而北冥生物被这么一砸,一方面因为自己的领袖共工已经阵亡;另一方面因为世界驾驶着五色鸟,进行了一轮屠杀一样的攻击;当然,最重要的还是,此刻围攻九黎部的北冥生物,多数都是少咸山周围与九黎部有仇的生物,并不完全都是共工的直系属下。
以上三点原因中的前面两点,完美的瓦解了共工带来的手下的士气。而三点原因中的最后一点,使得现在这群看起来数量巨大的北冥生物,根本就无法发挥出应有的战斗力。

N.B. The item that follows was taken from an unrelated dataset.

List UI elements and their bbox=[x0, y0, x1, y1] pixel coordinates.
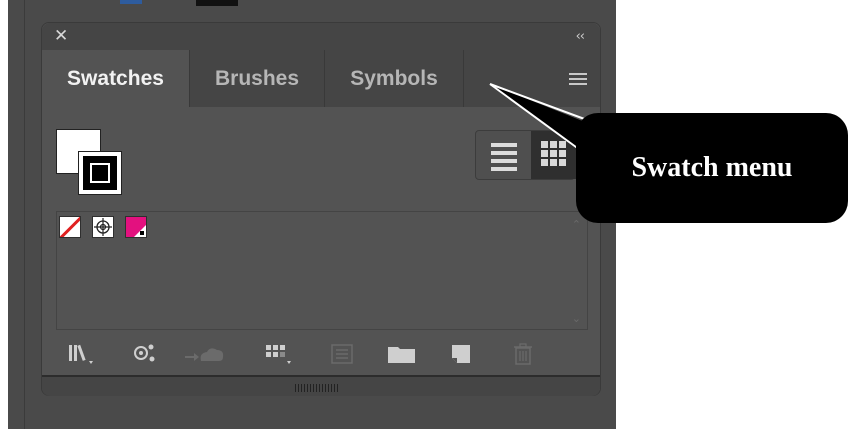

那些趁着共工进攻九黎部而特地来趁火打劫的北冥生物,显然只能打顺风仗,而无法打逆风仗。在看到公共的尸体,以及感受到了共工手下的失落之后,这批数量最多的,自发来参战的北冥生物,如同它们出现时那样,又如潮水般散了开去。
而剩下的,共工直属的手下,也因为公共的死亡失去了继续作战的。如果不是此刻相繇仍在战斗,或许这些生物也早就做鸟兽散了。十杰自然是看出了眼前的北冥生物已经无心恋战,但是敌人的无心恋战,u看书zuuanshu 并不是我们放过它们的理由。十杰中其他人还好一点,一直处在暴怒状态中的公孙,理智早就已经离家出走。尽管公孙看出了眼前的北冥生物已经打算撤退,但是公孙仍旧在尽全力凝聚土石,从高空中砸向这些北冥生物。

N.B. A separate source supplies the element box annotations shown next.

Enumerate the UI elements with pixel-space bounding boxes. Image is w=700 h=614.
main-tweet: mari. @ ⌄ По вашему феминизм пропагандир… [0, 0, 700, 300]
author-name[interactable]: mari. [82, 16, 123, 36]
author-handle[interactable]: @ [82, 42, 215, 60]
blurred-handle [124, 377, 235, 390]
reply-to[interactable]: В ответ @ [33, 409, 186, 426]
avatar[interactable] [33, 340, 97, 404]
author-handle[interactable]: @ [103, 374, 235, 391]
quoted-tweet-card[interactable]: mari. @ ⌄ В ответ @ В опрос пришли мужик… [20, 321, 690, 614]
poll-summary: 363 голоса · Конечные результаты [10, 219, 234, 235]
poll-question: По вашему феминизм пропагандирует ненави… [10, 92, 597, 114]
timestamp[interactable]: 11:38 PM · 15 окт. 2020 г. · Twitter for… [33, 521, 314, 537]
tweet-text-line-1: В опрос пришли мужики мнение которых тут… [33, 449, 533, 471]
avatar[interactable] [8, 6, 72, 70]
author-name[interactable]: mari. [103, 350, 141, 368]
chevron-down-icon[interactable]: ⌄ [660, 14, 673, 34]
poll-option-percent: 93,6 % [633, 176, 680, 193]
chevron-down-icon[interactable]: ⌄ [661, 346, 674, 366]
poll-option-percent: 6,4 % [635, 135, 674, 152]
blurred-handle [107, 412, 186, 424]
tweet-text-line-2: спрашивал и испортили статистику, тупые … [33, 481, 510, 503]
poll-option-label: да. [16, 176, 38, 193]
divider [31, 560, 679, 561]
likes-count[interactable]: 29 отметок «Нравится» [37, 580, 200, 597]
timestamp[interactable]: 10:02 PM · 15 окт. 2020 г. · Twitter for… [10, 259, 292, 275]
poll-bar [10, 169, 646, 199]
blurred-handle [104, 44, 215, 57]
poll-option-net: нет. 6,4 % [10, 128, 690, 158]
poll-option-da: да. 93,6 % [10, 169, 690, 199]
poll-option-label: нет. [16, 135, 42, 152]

而且,公孙越是瞄准这些北冥生物,便越是会注意到战场的样子。同样,公孙越是注意战场的样子,也便越是想要处决这些北冥的生物。因为,公孙眼中的战场,或许确切的说应该是少咸山崩塌之后的废墟。已经失去了少咸山生产的碧绿的玉石的颜色,转而被浓郁的黑红色所覆盖。
这些黑红色,自然不可能是少咸山山体内部的颜色,它们只可能是生物的血液。而从这些黑红色上面散落着的残肢断臂来看,这些血液的来源,显然不可能仅仅是出自北冥生物。或许,因为北冥生物的数量众多,这些血液多数来自北冥生物。但是从残肢断臂旁边的内脏中判断,依照北冥的社会形态,九黎部的族人的血液,绝对也可以说的上是遍布了整个战场的每一个角落。

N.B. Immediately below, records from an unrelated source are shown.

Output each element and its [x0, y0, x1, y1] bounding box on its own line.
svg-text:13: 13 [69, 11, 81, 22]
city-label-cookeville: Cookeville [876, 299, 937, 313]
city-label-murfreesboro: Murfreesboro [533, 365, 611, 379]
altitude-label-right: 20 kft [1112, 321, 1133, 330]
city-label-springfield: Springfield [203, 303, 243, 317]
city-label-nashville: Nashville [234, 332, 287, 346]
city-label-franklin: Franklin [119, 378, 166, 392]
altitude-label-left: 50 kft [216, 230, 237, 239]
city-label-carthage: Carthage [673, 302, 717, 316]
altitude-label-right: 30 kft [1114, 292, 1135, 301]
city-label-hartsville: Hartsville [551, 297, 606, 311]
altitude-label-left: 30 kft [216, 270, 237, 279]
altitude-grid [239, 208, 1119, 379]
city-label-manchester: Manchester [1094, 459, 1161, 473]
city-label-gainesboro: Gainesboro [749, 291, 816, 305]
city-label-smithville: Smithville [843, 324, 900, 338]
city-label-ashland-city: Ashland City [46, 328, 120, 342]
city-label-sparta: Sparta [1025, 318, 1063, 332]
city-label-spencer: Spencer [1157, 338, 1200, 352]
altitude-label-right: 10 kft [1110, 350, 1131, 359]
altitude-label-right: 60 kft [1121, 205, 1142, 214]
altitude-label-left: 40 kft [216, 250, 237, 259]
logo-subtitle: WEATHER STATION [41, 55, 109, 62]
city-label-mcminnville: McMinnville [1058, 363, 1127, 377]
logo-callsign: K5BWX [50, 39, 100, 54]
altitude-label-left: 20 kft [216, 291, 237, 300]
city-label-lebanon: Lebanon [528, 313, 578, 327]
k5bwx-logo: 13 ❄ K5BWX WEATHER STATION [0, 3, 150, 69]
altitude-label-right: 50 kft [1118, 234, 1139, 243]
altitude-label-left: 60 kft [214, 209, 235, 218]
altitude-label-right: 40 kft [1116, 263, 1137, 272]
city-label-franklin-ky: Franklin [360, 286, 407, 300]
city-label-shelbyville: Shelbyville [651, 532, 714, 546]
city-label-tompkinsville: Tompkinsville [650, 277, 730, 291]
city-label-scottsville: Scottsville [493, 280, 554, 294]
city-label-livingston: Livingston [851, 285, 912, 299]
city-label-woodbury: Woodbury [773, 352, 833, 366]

作为一个阅历十分丰富的天才少年,公孙自然是明白战争中必须会有人流血,有人死去的。自幼便与野兽搏斗的公孙,甚至已经见惯了人类被野兽吞食的画面。但是,此刻少咸山战场上这惨烈的一幕,还是让公孙无法镇定。持续了七昼夜以上的战斗,遗留在战场上面的血,仍旧能浮起内脏与箭矢,这场战斗的惨烈,就连公孙也觉得心惊。
而最让公孙无法接受的,或许是,这场让他心惊的惨烈战斗,参战的双方中,有一方是他的族人。